Article publié par Alain Lipietz, économiste, ancien député européen EELV, membre du conseil fédéral et du conseil d’orientation politique d’EELV.

Le Sdrif signifie : Schéma directeur régional de l’Ile-de-France. C’est un texte voté par l’assemblée régionale qui oriente l’urbanisme de la région et s’impose aux PLU (plans locaux d’urbanisme) des communes.

Jusqu’au 15 mai, la population francilienne est appelée à se prononcer par enquête publique sur le Schéma directeur régional de l’Ile de France (SDRIF), explique Alain Lipietz, sur son blog (sur lequel on retrouve toutes ses analyses, ainsi que les documents édités par la région). Une révision qui n’a guère mobilisé les medias. Pourtant, elle renverse un demi-siècle d’efforts d’aménagement du territoire national et de la région capitale, va aggraver les conditions de vie de millions d’habitants, et compromettre encore la compétitivité française. Dès 1965, les « grands commis » Paul Delouvrier et Olivier Guichard s’inquiètent de la polarisation de la population et de l’activité française sur la région parisienne et les métropoles lilloise, lyonnaise et marseillaise. Cette polarisation contraste avec le réseau de métropoles moyennes qui caractérise l’Allemagne et l’Europe rhénane ou alpine. Leur réponse : équilibrer Paris par des métropoles de taille européenne, et structurer la croissance de la « pieuvre » parisienne, par des villes nouvelles séparées de Paris, en préservant les plateaux agricoles qui s’intercalent entre ses « tentacules ».

photo Elodie Grégoire

Dès la révision de 1992-1994, on cherche à rectifier les échecs : l’Ile de France croît en « comblant les vides », privant les villes nouvelles d’autonomie. Seule Strasbourg, Toulouse et Nantes ont accédé à une taille européenne, mais parviennent à peine à stabiliser la croissance de l’Ile de France, de plus en plus encombrée. Le Sdrif 1994 pose un plafond de 10,5 millions d’habitants pour la région, trace des « coulées vertes » et esquisse un projet d’équilibrage sur l’ensemble du Grand Bassin Parisien : la « route des cathédrales », incluant la Normandie et le Val de Loire.

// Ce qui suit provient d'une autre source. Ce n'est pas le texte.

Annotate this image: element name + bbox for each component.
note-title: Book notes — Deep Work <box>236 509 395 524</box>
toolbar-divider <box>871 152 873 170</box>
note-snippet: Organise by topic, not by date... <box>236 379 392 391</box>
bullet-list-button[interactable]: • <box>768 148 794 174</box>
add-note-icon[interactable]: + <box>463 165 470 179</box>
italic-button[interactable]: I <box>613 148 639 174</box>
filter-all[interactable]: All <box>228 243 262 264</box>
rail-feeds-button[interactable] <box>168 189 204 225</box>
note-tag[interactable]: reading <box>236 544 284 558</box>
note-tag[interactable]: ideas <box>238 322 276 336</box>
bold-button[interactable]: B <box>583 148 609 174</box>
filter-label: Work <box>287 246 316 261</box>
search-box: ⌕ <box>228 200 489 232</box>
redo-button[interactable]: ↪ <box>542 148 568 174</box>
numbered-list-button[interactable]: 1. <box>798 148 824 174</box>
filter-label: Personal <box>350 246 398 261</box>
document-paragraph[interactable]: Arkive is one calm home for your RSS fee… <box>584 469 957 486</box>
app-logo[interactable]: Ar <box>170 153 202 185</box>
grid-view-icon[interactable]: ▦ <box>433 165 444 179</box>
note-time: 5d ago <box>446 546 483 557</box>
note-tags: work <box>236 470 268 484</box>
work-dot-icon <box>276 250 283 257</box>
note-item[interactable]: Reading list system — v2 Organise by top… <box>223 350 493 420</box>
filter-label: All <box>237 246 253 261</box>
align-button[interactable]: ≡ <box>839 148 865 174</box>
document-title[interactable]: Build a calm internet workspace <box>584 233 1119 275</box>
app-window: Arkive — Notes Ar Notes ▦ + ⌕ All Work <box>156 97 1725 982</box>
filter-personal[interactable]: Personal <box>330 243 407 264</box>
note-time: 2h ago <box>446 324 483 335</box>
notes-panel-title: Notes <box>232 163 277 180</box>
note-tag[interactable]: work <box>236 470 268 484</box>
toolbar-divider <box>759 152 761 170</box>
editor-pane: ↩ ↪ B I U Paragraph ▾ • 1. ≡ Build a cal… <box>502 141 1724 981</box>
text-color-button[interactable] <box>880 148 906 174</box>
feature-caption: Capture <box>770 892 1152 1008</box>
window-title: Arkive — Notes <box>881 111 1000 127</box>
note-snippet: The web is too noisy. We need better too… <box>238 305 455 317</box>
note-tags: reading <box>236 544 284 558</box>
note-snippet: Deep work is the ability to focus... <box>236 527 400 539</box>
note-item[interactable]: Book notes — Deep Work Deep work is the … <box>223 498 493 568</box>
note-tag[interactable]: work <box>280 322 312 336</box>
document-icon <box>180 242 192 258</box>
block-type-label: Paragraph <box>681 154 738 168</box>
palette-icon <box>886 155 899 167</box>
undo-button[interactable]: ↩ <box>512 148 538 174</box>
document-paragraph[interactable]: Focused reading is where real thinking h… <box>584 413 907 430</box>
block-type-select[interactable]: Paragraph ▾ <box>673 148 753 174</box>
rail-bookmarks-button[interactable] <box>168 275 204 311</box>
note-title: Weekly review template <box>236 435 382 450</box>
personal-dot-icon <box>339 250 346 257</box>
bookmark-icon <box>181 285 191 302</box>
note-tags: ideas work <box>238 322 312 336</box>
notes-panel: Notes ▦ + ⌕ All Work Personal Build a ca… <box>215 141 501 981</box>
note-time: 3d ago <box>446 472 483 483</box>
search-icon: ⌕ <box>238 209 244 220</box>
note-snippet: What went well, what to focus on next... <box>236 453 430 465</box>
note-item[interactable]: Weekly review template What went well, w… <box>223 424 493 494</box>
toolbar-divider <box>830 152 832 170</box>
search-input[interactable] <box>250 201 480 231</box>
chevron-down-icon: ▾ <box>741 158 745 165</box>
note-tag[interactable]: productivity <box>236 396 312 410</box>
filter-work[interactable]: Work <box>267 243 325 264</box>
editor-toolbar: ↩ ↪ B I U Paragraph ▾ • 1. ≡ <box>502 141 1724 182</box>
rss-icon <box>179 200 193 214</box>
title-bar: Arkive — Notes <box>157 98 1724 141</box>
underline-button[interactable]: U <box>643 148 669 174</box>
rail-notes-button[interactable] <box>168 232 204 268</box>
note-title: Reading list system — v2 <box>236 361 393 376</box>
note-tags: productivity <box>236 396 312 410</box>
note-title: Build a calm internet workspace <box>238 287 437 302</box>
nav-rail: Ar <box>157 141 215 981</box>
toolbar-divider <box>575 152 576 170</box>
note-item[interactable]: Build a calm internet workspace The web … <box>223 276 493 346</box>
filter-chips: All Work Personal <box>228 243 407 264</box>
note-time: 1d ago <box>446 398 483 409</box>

Mais il est trop tard. L’hégémonie des idées libérales en matière de parcours professionnels et d’urbanisme élève l’Ile de France, « spontanément attractive », comme seule chance de la France face à l’attractivité de la « banane » rhénane. Complet contre-sens : les coûts du foncier dans cette mégapole congestionnée pèsent davantage sur la compétitivité des entreprises que le coût du travail, par rapport au réseau des villes allemandes.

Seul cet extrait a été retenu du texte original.